Julia: Request: SPQR backslash operator for sparse right hand sides

Created on 22 Oct 2019 · 5Comments · Source: JuliaLang/julia

I would like to invert a sparse matrix using LU factorization, via the following code:

using LinearAlgebra
using SuiteSparse
using SparseArrays
function invertMatrix(A)
    Af = lu(A)
    I = spdiagm(0 => ones(size(A)[1]))
    Ainv =  Af \ I
end

The factorization Af is is a SuiteSparse.UMFPACK.UmfpackLU{Float64,Int64} object and supports the backslash operator via the SPQR module, according to https://julialinearalgebra.github.io/SuiteSparse.jl/latest/umfpack.html. This backslash operator only supports right hand sides that inherit from StridedVecOrMat (see https://julialinearalgebra.github.io/SuiteSparse.jl/latest/spqr.html). Supplying the sparse identity matrix I constructed above thus fails with a method error. I therefore request that the SPQR backslash operator is extended to work with sparse right hand sides. The return type is also a dense array, so ideally this also becomes sparse array.

Kind regards,
Tom

PS: I know I can just make my identity matrix dense, but this causes excessive memory requirements to save all the zeros. Writing a for loop to go around this is my current solution, but is also suboptimal.

linear algebra sparse

Source

TomDeWeer

Most helpful comment

@DrTimothyAldenDavis - So great to see you here!

ViralBShah on 3 Nov 2019

🎉5

All 5 comments

I did some research and SuiteSparse has no solver that can incorporate sparse right hand sides without converting it to dense.

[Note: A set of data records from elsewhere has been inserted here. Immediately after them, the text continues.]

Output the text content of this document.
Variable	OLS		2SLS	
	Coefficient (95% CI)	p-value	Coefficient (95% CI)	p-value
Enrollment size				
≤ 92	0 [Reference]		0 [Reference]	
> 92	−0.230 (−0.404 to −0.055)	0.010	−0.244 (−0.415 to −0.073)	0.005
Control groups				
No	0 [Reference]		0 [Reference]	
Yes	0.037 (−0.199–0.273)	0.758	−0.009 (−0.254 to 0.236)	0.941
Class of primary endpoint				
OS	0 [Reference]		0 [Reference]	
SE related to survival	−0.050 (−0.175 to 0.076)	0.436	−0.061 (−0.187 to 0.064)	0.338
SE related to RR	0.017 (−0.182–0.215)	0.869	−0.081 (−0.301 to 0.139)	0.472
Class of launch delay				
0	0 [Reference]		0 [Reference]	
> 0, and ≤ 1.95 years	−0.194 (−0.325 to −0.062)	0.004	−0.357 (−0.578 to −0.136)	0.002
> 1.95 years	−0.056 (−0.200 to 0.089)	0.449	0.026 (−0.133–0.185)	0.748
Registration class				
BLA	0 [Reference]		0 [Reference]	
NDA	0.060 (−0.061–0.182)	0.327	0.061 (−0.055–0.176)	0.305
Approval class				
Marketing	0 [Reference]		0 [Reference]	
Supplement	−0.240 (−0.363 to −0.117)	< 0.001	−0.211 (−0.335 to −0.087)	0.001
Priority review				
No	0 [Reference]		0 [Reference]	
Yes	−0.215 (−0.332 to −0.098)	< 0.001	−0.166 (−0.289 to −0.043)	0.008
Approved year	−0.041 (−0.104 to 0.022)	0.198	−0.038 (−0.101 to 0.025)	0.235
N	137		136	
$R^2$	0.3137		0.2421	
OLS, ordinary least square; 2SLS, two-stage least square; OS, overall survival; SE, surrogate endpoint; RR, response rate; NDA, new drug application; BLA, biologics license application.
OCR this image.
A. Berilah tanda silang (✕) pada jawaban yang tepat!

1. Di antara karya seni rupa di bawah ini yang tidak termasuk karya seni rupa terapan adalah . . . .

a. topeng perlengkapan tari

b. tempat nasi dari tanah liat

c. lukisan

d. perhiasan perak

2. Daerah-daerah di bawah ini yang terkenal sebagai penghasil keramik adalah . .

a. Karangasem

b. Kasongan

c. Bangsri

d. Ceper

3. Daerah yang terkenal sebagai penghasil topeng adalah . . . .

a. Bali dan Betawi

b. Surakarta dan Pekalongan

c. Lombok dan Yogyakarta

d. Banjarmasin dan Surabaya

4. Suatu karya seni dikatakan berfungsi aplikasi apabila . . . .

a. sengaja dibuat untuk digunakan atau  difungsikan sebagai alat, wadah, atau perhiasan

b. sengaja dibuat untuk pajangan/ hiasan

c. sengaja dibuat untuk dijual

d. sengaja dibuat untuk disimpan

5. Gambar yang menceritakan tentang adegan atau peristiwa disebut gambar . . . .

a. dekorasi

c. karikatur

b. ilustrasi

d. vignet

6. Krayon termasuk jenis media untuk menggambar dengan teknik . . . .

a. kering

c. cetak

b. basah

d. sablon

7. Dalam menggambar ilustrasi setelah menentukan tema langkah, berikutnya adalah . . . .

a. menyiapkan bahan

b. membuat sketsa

Since Julia relies on SuiteSparse, this request is therefore improperly placed. Closing this issue.

TomDeWeer on 25 Oct 2019

I believe that is accurate - SuiteSparse doesn't yet support sparse RHS (although it may be possible for KLU to support it at some point). One can do various tricks to speed up sparse RHS solutions, but I believe you can't get the benefits of the multifrontal or supernodal methods usually in those cases.

The best way to do all this would be to implement the Gilbert Peierls algorithm natively in Julia: https://ecommons.cornell.edu/bitstream/handle/1813/6623/86-783.pdf

ViralBShah on 25 Oct 2019

Could be a Google Summer of Code project potentially for someone with the right level of background and interest.

ViralBShah on 25 Oct 2019

CSparse has a cs_spsolve function that can do both x=L\b and x=U\b, both using Gilbert-Peierl's method, and where b is sparse. It assumes a workspace of size n, and takes O(n) time to initialize it. If the workspace were passed in pre-initialized, and then the parts used were cleared before returning, then it could be used to create a sparse forward/backsolve to compute a single column of the inverse. That function would be a good place to start since it's so simple.